Let’s face it. Lots of us ladies have been dreaming about the lavish, over-the-top, fairy-tale wedding since we were making veils out of toilet paper and bouquets out of our mom’s rose bushes (or maybe that’s just me).
Shehzaan and Zainab Chunara were on the same “big fancy wedding” track themselves, until a bitter reality brought them both from cake-tasting cloud 9 back to earth. Something started to make them feel incredibly guilty, and they had to get it off their chests.
In seeing the poverty plaguing the world around them, they simply could not find it in themselves to spend the nearly $30,000 that it costs for the average wedding these days.
“We began tallying up expenses and started to think it wasn’t worth putting that much money toward something that would only last a few days,” Shehzaan told TODAY.com. “We wanted to use the money for something that will have a lasting impact.”

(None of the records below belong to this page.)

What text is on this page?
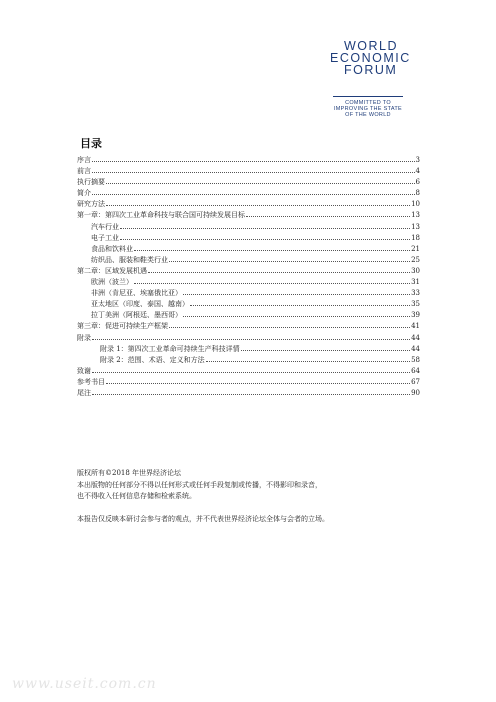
WORLD
ECONOMIC
FORUM
COMMITTED TO
IMPROVING THE STATE
OF THE WORLD
目录
序言	3
前言	4
执行摘要	6
简介	8
研究方法	10
第一章：第四次工业革命科技与联合国可持续发展目标	13
汽车行业	13
电子工业	18
食品和饮料业	21
纺织品、服装和鞋类行业	25
第二章：区域发展机遇	30
欧洲（波兰）	31
非洲（肯尼亚、埃塞俄比亚）	33
亚太地区（印度、泰国、越南）	35
拉丁美洲（阿根廷、墨西哥）	39
第三章：促进可持续生产框架	41
附录	44
附录 1：第四次工业革命可持续生产科技详情	44
附录 2：范围、术语、定义和方法	58
致谢	64
参考书目	67
尾注	90

版权所有©2018 年世界经济论坛

本出版物的任何部分不得以任何形式或任何手段复制或传播，不得影印和录音，

也不得收入任何信息存储和检索系统。

本报告仅反映本研讨会参与者的观点，并不代表世界经济论坛全体与会者的立场。

www.useit.com.cn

So instead, the 24-year-old couple decided they would donate the money saved up for their wedding fund to the Aga Khan Foundation, an organization whose mission is to eradicate poverty through investing in “education, infrastructure and self-sustaining communities around the world.”
“Until you see it, you don’t know how good you have it,” said Zainab. She lived in India until she was twelve and has seen the devastating effects of poverty firsthand.
“I’ve seen poverty up close and it’s extremely heart-wrenching,” her husband added. “We felt like it was the right thing to do to give someone an opportunity to have clean water, an education and a roof over their head.”